Can a Random Variable be a Sample or just a Single Value?

109 Views Asked by At

In my introductory statistics course, I've seen statements like 'Y1 . . . , Yn is a simple random sample without replacement, of size n, from the population.' and that the CLT applies if 'Y1, . . . , Yn are independent and identically distributed random quantities'.

The first suggests that when you say you've 'drawn a random variable from a population', your variable represents a single member of that population, randomly chosen. The second, and other definitions of the CLT or E[X] for example, suggest that a random variable drawn from a population is a random$\ sample$ whose members are randomly chosen.

When someone talks of taking a 'random variable' from a population, is the exact meaning of what the r.v. is flexible, and depends on the context (e.g. on the particular formula) the variable is used in? Or is it more fixed? It's just been confusing me because as I try to understand the meaning of E[X], the CLT etc, I keep getting confused as to $what$ from a statistical population each formula applies to.

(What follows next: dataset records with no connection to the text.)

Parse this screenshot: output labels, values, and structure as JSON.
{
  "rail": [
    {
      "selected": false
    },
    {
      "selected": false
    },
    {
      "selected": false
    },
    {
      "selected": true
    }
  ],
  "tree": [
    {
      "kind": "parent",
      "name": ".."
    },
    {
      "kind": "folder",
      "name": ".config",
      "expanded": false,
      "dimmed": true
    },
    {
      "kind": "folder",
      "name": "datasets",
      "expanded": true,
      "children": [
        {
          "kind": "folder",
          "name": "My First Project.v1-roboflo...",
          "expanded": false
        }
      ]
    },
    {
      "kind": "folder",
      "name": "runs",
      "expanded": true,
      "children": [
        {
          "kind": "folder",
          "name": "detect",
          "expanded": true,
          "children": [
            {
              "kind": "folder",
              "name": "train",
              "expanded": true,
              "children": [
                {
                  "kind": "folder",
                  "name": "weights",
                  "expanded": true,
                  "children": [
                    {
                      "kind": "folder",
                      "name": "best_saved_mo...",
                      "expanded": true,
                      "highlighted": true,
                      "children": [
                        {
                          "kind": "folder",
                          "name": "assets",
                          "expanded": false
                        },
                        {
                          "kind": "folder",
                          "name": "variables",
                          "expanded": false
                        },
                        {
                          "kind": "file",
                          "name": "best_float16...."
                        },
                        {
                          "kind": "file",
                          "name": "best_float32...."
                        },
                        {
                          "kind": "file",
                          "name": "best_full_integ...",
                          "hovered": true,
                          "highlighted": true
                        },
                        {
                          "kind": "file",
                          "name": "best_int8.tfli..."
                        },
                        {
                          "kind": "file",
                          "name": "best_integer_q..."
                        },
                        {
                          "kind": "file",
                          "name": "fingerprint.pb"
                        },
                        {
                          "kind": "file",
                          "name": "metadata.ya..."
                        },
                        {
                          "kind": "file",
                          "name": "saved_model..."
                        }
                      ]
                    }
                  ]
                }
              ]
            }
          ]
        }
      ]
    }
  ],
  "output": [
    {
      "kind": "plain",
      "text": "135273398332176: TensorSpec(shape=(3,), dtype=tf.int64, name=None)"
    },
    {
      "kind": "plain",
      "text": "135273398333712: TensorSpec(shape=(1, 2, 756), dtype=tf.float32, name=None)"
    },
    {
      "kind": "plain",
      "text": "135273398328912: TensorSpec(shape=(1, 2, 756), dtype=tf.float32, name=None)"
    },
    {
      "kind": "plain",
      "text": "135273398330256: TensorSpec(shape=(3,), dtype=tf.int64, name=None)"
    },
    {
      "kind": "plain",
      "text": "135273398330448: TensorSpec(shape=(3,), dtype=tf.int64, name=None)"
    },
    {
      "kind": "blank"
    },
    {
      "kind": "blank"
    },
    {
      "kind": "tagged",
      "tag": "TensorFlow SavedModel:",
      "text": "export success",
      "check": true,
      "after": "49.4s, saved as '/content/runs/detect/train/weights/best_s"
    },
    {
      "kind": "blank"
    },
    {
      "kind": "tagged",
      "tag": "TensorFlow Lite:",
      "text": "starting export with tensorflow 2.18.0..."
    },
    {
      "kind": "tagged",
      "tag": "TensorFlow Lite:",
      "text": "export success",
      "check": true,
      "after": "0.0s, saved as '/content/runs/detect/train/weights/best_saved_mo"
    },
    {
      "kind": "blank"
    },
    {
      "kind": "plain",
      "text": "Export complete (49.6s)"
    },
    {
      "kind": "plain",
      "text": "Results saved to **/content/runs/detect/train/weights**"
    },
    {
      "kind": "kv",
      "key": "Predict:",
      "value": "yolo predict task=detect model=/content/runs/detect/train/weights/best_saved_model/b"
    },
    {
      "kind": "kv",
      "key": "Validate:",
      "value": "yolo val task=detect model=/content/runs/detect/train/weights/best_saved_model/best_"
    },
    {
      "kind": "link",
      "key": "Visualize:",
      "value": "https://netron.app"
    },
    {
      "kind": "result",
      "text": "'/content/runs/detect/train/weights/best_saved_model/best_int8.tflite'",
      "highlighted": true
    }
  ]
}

Many thanks indeed, really appreciate your help.

1

There are 1 best solutions below

0
On

Suppose you have a random sample $X_1, X_n, \dots, X_n$ from a population with the distribution $\mathsf{Norm}(\mu, \sigma).$ Then each of the $n$ values $X_i$ is a random variable distributed $X_i \sim \mathsf{Norm}(\mu, \sigma).$

Sometimes the terminology 'independent and identically distributed' is used. The 'independent' part means that one of the $X_i$ values does not depend on any of the others. (For example, you wouldn't notice that $X_1$ is 'big' and the deliberately look for an $X_2$ that is a little smaller.) The 'identically distributed' part means that each of the $X_i$ viewed separately has the same distribution as the population.

Once you have this sample of size $n$, then you can find the sample mean $\bar X = \frac{\sum_{i-1}^n X_i}{n}.$ This is a different random variable and it has the distribution $\bar X \sim \mathsf{Norm}(\mu. \sigma/\sqrt{n}).$ (The Central Limit Theorem says that the distribiton of $\bar X$ tends to be nearly normal for large $n$ even if the original population is not normal.)

Example: Suppose your population is $\mathsf{NORM}(\mu = 70, \sigma = 7)$ (maybe weights of male college swimmers in kg). Then suppose you sample $n = 9$ of them at random and find the sample mean weight $\bar X$ of the nine observations. Then $\bar X \sim \mathsf{Norm}(70, 7/3).$ The figure below shows the density function of the population curve (blue dotted) and the density function of the sampling distribution of $\bar X.$

enter image description here

Roughly speaking, the density function for $\bar X$ is 'three times as tall' as the population density, and so it must be 'a third as wide'; both curves enclose an area of 1.

About 68% of the individual swimmers in the population weigh between 63 and 77kg. But if you take the average of nine swimmers, then it is very likely that the average will lie between 63 and 77kg.